ET Explainer: Why are Google and Microsoft at loggerheads in the UK?
Google has called for antitrust action against Microsoft, alleging that the latter’s business practices put cloud services rivals at a disadvantage

What does Google say?
In a letter to the UK’s antitrust regulator, Competition and Markets Authority (CMA), Google has called for action against Microsoft on the grounds that its business practices in the cloud services segment puts rivals at an unfair disadvantage, Reuters reported.
“With Microsoft’s licensing restrictions in particular, UK customers are left with no economically reasonable alternative but to use Azure as their cloud services provider, even if they prefer the prices, quality, security, innovations, and features of rivals,” Google said in the letter.
It said this harmed customers and the competition environment in the UK’s cloud computing market.

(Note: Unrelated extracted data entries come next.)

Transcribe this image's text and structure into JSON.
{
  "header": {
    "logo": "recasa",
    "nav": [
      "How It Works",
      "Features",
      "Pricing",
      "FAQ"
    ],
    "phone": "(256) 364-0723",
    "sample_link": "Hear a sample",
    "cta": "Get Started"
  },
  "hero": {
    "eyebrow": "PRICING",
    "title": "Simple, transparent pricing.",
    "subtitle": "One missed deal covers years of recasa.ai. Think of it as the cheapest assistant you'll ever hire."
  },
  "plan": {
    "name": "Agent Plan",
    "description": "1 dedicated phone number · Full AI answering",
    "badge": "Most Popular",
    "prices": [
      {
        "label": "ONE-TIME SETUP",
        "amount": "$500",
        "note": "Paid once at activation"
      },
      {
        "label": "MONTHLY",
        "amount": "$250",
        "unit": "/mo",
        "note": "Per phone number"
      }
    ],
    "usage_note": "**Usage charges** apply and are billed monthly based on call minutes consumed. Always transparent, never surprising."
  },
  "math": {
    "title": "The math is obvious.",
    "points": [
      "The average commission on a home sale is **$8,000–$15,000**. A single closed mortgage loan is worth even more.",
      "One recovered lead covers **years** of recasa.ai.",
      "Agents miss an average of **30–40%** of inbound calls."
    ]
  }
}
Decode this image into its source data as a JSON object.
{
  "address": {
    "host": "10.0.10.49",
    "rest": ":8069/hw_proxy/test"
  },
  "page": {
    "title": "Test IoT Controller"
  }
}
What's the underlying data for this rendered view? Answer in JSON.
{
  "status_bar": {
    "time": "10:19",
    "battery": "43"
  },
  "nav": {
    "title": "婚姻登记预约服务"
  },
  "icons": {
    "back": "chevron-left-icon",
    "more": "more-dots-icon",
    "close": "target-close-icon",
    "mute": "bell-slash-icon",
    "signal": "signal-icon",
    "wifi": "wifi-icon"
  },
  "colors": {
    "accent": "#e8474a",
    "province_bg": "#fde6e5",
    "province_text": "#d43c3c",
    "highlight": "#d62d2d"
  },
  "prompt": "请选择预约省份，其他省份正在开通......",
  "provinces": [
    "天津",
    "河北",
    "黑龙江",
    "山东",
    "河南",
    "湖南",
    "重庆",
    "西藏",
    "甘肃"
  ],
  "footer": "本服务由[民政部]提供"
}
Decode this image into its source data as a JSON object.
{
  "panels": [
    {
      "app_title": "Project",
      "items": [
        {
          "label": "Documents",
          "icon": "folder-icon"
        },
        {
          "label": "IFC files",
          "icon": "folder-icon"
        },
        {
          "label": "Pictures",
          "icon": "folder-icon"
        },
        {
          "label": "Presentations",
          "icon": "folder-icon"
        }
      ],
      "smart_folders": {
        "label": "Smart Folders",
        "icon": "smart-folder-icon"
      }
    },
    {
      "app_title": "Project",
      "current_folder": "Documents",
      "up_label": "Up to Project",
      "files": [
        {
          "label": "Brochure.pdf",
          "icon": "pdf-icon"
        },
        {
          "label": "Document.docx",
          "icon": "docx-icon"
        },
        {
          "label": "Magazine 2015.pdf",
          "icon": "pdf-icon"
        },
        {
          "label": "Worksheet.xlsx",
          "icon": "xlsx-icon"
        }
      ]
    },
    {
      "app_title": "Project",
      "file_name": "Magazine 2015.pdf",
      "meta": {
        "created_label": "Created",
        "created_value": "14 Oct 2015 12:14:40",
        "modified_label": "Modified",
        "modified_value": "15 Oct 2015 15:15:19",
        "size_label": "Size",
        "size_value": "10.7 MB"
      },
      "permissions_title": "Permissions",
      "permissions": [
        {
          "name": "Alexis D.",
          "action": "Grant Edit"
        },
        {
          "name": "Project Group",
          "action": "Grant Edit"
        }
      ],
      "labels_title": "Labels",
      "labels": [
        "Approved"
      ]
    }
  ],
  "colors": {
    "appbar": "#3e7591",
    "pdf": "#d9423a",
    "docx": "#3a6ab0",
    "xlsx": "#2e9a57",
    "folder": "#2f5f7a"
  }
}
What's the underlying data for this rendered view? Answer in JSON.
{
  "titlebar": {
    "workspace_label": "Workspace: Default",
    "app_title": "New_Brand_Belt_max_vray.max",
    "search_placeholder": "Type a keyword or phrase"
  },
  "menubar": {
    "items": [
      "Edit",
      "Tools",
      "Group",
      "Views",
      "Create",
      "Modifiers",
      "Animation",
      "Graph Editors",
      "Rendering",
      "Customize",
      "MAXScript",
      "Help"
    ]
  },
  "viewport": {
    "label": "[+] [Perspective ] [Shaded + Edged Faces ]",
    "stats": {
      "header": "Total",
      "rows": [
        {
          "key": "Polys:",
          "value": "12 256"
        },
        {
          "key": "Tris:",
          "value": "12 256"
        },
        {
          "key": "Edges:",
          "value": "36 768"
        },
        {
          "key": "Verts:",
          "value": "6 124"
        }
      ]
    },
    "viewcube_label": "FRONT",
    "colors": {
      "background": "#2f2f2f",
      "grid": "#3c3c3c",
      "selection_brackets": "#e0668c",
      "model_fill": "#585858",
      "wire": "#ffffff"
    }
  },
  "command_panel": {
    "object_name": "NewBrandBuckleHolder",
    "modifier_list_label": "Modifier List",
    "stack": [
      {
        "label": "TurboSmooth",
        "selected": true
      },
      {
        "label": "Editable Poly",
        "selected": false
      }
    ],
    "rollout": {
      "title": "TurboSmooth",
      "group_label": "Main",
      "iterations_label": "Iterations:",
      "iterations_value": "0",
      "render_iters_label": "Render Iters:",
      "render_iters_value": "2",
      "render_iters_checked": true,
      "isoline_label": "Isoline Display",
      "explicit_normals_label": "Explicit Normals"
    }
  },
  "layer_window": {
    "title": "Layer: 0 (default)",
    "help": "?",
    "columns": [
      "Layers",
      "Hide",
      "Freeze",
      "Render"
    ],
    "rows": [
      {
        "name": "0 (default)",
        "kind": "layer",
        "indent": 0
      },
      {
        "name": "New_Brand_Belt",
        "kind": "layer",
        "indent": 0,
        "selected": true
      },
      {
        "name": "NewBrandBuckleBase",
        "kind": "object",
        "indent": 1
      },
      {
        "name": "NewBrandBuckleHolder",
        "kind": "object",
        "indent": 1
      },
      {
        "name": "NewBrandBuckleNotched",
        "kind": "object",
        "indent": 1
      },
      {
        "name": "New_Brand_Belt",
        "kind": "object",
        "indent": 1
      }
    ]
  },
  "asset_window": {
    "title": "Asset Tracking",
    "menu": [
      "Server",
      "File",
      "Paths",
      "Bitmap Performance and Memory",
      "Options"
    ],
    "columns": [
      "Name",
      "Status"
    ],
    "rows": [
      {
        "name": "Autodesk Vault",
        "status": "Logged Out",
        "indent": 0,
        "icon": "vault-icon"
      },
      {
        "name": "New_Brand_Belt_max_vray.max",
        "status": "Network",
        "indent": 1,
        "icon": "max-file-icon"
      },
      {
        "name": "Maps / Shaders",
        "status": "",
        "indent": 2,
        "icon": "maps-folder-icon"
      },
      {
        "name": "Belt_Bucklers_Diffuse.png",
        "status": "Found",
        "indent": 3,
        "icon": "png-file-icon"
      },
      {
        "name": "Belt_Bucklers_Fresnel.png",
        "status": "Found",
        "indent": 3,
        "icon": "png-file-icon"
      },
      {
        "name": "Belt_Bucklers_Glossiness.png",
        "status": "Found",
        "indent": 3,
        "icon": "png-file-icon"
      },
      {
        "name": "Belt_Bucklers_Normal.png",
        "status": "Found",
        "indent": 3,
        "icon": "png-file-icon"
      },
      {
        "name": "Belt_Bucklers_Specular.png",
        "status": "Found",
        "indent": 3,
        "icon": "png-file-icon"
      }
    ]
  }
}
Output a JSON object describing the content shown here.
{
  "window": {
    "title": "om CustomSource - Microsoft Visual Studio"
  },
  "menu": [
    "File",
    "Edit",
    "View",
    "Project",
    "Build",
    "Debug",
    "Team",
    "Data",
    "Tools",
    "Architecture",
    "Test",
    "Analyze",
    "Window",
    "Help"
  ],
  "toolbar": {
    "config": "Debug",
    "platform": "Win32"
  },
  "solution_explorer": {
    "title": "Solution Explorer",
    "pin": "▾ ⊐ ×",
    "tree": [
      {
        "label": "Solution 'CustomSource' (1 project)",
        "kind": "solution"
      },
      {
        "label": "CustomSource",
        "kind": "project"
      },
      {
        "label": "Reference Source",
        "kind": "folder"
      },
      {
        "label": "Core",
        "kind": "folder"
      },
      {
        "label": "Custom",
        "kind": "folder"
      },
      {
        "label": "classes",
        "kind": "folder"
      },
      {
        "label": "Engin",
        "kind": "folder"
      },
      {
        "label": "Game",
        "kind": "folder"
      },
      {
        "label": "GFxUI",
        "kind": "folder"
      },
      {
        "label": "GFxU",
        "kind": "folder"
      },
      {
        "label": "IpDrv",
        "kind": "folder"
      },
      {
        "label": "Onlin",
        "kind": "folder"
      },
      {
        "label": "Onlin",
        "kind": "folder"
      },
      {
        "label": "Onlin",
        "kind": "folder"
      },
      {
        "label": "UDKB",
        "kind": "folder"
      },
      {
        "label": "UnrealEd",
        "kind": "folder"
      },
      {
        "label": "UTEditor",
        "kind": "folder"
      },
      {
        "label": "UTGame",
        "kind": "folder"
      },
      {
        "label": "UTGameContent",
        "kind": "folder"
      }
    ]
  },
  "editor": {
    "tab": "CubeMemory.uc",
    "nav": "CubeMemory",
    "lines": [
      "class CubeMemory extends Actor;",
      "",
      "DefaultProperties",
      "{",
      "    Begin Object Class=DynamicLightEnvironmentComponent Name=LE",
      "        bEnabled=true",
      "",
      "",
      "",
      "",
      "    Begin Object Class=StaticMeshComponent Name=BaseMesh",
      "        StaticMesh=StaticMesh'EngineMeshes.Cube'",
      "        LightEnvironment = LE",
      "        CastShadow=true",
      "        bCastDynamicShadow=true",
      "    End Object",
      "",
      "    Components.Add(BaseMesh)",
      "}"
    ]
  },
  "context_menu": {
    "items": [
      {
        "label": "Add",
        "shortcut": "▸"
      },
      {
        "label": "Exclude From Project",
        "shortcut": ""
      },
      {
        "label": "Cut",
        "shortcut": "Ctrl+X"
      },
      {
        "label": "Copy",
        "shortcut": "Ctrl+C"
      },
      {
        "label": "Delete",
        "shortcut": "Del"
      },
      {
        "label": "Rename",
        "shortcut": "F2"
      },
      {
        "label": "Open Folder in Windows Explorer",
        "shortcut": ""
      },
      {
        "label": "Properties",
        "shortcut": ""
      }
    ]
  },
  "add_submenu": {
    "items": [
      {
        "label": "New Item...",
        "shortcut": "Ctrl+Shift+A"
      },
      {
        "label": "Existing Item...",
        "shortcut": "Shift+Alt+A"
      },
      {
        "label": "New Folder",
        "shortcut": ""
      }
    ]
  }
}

The search firm urged the CMA to force Microsoft to enable interoperability with other cloud services for customers using Azure. It also recommended that Microsoft be banned from withholding security updates from users who switch to other cloud services.
What’s the background?
“Our market study has identified features that make it more difficult for UK businesses to switch and use multiple cloud suppliers. We are particularly concerned about the position of the market leaders Amazon and Microsoft,” Ofcom had said in a statement.
The study found that Amazon Web Services and Microsoft together had a market share of 70-80% in the country in 2022, with Google as their closest competitor with 5-10%.
Google has objected to Microsoft’s update of terms such that costs would be higher if customers wanted to use Microsoft software in the cloud via Google or AWS rather than Azure.
What’s Microsoft’s response?
"As the latest independent data shows, competition between cloud hyperscalers remains healthy. In the second quarter of 2023 Microsoft and Google made equally small gains on AWS, which continues to remain the global market leader by a significant margin,” a Microsoft spokesperson told Reuters.
Rivalry across the pond…
In October, Microsoft CEO Satya Nadella testified in a US federal court that Google’s multibillion-dollar deals to be the default search engine had put Microsoft at a disadvantage, the New York Times reported.
He jibed that the internet was actually the ‘Google web’.
The two companies are also at loggerheads in the global artificial intelligence race, where Microsoft backs ChatGPT-maker OpenAI while Google has developed its own generative AI platform Bard.